Construct triangle given the circumcenter, incenter and the intersection point of the extension of one of the bisectors with the circumscribed circle.

Question

Kiselev Planimetry ex.596. The question is the one on the title. Here is my progress so far:

Let $C$ be the circumcenter, $I$ the incenter and $D$ be the intersection point of the extension of one of the bisectors with the circumscribed circle.

1. Form the circumscribed circle (since we have $C, D$).
2. Connect $D, I$ with a line, find the intersection point with the circumscribed circle. This is a vertex of the triangle, call it $A$.
3. $OD$ is perpendicular to $BC$, since the arcs $BD$, $DC$ have the same length.

Given the above, we want to find a point (which will be $B$) that a) will lie on the arc $AD$, and b) $BI$ bisects the angle formed by BA, and the perpendicular to $OD$, dropped from $B$.

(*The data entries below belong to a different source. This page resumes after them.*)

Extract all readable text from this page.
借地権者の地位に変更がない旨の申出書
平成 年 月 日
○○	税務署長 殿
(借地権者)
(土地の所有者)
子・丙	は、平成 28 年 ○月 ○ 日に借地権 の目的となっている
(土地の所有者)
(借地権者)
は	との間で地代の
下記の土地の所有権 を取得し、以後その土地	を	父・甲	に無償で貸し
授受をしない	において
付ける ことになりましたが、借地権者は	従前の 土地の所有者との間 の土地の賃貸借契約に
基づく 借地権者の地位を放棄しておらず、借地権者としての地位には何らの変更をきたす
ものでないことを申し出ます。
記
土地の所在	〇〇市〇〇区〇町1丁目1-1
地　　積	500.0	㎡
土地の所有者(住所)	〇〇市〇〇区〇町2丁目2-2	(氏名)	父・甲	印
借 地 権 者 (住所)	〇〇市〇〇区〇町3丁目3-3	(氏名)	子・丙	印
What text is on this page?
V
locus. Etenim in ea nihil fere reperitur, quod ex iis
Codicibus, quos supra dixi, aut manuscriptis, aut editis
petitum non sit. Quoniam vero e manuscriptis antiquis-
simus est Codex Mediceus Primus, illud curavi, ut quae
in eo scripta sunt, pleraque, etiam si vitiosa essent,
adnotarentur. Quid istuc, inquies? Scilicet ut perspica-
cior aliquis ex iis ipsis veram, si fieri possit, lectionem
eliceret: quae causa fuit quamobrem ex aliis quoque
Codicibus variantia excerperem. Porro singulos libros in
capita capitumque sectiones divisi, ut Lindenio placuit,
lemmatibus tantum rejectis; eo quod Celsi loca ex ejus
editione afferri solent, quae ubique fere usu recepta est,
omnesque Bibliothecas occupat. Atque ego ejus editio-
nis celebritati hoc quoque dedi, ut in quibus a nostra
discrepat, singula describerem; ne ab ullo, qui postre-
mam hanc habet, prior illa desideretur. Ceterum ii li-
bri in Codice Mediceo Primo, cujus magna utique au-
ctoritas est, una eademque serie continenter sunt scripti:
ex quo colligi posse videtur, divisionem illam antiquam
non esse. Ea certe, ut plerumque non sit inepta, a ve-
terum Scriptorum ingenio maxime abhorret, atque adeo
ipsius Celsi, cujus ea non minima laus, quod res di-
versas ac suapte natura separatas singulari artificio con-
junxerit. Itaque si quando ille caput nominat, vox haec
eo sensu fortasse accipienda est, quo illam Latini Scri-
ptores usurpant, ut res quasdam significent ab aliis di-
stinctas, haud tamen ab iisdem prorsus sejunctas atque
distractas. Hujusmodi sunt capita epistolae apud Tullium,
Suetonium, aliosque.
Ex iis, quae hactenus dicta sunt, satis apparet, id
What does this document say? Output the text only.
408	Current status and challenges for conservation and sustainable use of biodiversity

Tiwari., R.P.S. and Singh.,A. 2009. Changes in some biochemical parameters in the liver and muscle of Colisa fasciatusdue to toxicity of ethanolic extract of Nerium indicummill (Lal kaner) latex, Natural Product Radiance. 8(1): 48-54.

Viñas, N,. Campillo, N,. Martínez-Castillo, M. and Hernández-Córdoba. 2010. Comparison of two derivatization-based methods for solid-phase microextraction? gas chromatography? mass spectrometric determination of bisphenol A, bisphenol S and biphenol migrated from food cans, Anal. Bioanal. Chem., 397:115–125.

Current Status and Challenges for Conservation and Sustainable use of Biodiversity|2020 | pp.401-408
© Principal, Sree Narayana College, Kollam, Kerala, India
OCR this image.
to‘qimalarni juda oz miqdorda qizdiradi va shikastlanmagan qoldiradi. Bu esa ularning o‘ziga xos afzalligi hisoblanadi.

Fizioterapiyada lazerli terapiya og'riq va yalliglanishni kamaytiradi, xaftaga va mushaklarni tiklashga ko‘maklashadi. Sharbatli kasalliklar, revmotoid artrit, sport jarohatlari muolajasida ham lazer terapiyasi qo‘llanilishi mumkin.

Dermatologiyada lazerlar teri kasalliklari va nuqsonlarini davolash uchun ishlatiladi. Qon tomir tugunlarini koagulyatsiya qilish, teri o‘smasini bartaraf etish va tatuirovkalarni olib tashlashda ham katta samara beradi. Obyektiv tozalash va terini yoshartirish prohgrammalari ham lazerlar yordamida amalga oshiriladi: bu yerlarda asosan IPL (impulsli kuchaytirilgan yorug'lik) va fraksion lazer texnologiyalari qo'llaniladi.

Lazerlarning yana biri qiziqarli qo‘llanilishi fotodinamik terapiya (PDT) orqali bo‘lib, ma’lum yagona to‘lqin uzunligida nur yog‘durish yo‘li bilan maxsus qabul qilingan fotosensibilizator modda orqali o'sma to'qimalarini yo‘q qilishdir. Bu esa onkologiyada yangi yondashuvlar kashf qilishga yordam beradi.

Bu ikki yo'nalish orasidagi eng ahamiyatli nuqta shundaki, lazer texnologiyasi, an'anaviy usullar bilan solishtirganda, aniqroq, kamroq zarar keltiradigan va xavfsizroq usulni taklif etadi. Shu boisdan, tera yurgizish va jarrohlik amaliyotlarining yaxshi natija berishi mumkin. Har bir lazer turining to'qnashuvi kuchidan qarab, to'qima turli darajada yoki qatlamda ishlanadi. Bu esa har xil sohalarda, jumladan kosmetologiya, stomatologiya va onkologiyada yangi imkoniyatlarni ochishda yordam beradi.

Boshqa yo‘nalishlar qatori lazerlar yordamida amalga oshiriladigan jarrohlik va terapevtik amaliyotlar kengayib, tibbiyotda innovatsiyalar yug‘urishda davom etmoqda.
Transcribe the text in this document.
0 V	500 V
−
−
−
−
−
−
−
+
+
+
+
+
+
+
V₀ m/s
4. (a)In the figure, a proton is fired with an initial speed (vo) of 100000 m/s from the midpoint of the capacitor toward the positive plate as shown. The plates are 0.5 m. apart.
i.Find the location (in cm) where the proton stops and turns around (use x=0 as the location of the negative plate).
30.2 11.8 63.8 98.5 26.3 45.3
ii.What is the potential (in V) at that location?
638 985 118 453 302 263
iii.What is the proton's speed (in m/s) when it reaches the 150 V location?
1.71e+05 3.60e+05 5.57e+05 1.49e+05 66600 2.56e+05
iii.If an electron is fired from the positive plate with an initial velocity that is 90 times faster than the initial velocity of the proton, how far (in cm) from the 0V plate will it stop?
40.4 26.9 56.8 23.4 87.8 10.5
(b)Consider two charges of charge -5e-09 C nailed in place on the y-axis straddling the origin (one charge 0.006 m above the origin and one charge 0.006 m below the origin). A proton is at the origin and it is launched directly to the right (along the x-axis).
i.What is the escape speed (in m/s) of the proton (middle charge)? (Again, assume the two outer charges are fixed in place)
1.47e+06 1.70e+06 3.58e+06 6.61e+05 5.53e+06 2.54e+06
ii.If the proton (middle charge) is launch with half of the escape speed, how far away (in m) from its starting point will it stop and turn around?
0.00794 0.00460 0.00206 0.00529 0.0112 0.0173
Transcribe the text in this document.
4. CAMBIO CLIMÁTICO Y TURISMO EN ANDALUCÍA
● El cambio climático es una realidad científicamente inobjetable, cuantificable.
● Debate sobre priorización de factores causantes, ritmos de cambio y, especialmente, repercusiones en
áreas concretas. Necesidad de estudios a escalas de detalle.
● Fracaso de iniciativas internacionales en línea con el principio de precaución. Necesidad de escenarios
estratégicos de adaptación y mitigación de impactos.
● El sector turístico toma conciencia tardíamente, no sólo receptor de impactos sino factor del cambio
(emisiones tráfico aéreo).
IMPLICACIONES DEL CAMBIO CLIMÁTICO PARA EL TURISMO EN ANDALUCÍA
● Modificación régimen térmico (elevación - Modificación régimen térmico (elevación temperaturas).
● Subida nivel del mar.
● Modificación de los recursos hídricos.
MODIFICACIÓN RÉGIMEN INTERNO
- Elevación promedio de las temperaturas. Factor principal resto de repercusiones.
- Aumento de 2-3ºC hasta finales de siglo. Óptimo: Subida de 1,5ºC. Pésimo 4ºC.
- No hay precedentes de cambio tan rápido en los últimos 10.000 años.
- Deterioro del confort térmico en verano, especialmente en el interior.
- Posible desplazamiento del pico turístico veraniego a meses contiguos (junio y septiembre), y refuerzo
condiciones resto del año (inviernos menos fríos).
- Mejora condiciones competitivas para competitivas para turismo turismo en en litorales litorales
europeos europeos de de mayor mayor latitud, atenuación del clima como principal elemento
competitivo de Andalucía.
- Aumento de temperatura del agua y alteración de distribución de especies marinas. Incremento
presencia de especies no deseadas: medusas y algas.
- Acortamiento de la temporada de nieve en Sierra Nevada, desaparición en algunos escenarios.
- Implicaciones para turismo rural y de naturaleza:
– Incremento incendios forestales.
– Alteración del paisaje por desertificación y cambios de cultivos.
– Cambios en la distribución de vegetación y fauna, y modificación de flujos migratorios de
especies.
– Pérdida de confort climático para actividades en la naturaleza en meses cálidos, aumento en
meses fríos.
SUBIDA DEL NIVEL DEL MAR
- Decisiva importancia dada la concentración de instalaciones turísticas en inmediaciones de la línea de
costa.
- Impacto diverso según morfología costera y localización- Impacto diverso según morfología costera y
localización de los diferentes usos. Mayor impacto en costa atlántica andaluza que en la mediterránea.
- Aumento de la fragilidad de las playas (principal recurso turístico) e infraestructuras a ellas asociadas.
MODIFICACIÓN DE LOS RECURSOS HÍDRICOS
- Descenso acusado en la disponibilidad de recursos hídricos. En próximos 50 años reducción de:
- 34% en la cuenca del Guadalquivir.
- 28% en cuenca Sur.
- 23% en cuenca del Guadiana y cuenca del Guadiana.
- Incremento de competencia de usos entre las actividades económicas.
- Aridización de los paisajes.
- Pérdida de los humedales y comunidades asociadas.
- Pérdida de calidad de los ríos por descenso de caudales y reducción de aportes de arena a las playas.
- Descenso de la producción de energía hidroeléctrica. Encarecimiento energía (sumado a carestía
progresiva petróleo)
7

Can one provide a hint to continue from here, or any further idea? Essentially this question has been asked before here 1, but there was no (correct) answer.

Answer 1

Hints:

Apply Euker's theorem:

$d^2=R(R-2r)$

where d is distance between I (incenter) and O(circumcenter), R=OD is the radius of circle and r is the radius of inscribed circle.You foud vertex A Now draw inscribed circle. Draw two tangents from A on it. The intersection of these tangents with circle give B and C.